Pointés du doigt pour leur impact négatif sur le climat, les jets privés sont pourtant en plein boom. L’entreprise Valljet, première du secteur, a vu son activité augmenter de 80% sur un an et s’arrange pour payer le moins d’impôts possible en France.
Mercredi 17 août. L’entreprise Valljet annonce, à grand renfort de communication, l’acquisition d’un nouvel appareil, le F-HBAN, portant à trente le nombre total de bijoux des airs détenus par la compagnie. Hasard du calendrier : deux jours plus tard, Julien Bayou, le secrétaire national d’Europe Ecologie-les Verts (EE-LV) explique dans Libé qu’il veut «bannir les jets privés» et qu’il a l’intention de déposer une proposition de loi dans ce sens à l’Assemblée nationale. Ni une ni deux, le sujet s’impose dans le débat public. A l’heure où les Français sont pris à la gorge par une inflation hors de contrôle et bientôt contraints de faire des efforts dans le cadre d’un plan de sobriété normalement présenté à l’automne par le gouvernement, la question de la régulation d’entreprises polluantes et très symboliques s’impose dans le débat public.

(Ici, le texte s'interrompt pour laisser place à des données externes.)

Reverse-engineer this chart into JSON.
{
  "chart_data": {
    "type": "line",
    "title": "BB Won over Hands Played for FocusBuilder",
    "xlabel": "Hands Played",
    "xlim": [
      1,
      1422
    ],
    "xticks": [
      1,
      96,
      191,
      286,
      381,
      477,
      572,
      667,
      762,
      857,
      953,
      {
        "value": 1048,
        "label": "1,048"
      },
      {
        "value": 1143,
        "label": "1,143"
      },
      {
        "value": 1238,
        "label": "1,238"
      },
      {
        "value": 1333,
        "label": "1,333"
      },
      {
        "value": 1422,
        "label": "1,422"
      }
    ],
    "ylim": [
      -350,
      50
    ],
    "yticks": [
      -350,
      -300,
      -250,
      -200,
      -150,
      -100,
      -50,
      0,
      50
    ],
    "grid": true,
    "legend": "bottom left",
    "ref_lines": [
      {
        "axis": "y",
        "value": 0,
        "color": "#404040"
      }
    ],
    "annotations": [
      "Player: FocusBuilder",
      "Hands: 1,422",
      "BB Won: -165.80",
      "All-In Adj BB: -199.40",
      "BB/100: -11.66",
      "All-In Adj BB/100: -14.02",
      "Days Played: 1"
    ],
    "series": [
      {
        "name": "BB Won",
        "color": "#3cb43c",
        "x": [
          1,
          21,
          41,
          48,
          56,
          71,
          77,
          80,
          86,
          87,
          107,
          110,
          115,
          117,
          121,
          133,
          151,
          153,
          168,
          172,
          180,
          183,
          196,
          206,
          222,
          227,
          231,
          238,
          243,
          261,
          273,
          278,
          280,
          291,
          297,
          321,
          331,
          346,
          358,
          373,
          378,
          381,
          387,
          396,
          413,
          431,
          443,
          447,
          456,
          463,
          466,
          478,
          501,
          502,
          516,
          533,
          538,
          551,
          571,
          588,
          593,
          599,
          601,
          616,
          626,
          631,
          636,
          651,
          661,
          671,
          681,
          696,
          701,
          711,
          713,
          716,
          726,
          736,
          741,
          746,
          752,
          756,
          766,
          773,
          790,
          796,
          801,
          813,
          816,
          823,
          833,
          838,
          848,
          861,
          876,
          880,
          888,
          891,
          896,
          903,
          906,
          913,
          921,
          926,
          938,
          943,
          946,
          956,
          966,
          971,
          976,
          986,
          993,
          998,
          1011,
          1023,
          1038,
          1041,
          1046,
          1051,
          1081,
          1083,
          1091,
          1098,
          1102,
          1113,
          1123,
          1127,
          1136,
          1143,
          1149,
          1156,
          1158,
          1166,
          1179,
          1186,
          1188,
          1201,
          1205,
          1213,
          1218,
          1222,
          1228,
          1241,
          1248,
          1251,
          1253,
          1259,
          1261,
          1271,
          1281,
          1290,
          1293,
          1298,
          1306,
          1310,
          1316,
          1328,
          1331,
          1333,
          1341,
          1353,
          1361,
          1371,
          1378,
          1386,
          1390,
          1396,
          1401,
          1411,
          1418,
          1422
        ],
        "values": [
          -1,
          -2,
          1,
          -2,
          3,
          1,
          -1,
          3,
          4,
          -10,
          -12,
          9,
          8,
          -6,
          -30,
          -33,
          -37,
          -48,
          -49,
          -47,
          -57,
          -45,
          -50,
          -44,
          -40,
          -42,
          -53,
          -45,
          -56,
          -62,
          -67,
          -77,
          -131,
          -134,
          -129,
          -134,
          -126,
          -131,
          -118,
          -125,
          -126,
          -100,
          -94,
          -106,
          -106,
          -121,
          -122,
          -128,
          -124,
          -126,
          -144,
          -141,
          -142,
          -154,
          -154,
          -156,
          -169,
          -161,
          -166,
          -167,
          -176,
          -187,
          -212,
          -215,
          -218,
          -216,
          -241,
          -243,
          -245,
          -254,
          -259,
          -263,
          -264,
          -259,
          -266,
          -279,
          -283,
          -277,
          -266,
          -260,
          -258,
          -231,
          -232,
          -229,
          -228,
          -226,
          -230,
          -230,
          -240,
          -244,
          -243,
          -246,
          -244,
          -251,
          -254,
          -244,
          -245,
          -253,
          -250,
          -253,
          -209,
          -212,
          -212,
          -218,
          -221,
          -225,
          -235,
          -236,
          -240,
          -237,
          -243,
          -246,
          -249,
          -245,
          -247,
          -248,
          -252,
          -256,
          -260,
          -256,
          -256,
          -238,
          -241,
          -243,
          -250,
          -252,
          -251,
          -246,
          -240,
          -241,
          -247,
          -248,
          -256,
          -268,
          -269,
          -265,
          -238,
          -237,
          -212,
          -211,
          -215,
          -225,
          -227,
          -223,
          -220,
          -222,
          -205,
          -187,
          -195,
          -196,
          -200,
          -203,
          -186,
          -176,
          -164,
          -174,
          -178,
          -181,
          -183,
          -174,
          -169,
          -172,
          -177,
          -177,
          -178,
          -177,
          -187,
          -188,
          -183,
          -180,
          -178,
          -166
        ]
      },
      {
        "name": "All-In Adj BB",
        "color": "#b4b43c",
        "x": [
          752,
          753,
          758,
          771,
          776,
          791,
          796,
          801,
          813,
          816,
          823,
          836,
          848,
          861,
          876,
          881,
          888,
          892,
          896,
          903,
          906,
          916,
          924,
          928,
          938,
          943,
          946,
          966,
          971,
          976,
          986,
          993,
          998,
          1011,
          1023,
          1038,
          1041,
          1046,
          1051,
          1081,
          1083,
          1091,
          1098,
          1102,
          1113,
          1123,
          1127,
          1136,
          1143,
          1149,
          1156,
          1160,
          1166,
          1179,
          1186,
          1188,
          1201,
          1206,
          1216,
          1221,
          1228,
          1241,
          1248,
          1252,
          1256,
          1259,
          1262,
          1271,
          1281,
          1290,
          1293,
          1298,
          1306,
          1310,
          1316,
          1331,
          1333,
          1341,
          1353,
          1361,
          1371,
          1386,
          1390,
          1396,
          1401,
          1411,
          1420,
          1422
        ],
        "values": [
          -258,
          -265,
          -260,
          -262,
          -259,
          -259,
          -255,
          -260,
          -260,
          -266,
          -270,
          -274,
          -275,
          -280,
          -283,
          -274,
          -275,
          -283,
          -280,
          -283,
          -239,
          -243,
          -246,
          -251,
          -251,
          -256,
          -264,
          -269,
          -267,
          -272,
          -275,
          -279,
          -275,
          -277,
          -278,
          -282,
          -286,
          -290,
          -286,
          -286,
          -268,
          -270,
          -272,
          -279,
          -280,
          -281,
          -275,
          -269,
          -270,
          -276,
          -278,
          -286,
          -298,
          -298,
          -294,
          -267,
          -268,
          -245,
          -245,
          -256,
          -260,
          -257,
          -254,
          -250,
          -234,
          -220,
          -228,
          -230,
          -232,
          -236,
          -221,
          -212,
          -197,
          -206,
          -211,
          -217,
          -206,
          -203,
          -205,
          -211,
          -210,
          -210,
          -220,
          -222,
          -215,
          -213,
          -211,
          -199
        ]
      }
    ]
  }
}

Dans une enquête publiée dimanche, Mediapart révèle que la firme Valljet, leader dans le secteur des jets privés, fait tout pour payer le moins de compensations carbone possible, malgré le principe du pollueur-pollueur. Ainsi, Valljet ne s’est toujours pas acquitté de la somme qu’elle doit à l’Etat français en contrepartie du rejet massif de gaz à effet de serre. «Valljet a déclaré auprès de l’Union européenne 12 890 tonnes de CO2 émises dans l’espace européen pour l’année 2021 – l’équivalent de 1 430 fois l’empreinte carbone annuelle d’un Français moyen, écrit Mediapart. Mais aucune compensation financière pour ces émissions n’a été, à l’heure actuelle, réglée par VallJet, comme l’indiquent les données de suivi du marché carbone européen.»
Pire : l’entreprise serait en train de s’organiser en coulisse pour «à l’avenir, passer sous les radars du marché carbone». En l’occurrence en créant une entreprise sœur : «L’objectif ? Répartir entre les deux entreprises les rejets de CO2 de la trentaine d’aéronefs pour passer sous le plafond légal des émissions à partir duquel il faut payer pour pouvoir polluer», explique Mediapart. Les engins tant convoités rejettent en moyenne 19 000 tonnes de CO2 par an. Soit 2 000 fois plus que l’empreinte carbone moyenne d’un Français. D’ailleurs, Valljet a tellement pollué l’an dernier qu’elle a dépassé le plafond maximum d’émissions de gaz à effet de serre autorisé par l’Union européenne.
«Une euphorie sans précédent»
Au cours d’un été plus chaud que jamais, où les épisodes de canicule extrême se sont mêlés aux orages, aux inondations, à l’assèchement des sols, où les Français ont assisté, mi-médusés, mi-inquiets, à ce qui semble préfigurer nos prochains étés, les comptes de l’entreprise Valljet ne se sont jamais aussi bien portés. Toujours selon Mediapart, 1 600 vols en jets privés ont été comptabilisés durant la saison. Une hausse de 80% par rapport à l’été précédent. Et même de 190% par rapport à l’été 2020, année marquée par les restrictions Covid. De quoi filer le sourire au président cofondateur de la boîte, Jean Valli, qui assurait, en mai : «L’aviation privée connaît une euphorie sans précédent.» Depuis la création de sa compagnie en 2008, Vialli a toujours mis un point d’honneur à démocratiser l’accès aux jets privés, faisant en sorte qu’ils ne soient pas réservés «aux milliardaires». L’heure de vol est facturée entre 2 000 et 3 000 euros et des trajets vers l’Italie ou la Corse sont proposés le week-end. Louable intention, si l’impact climatique n’était pas tel.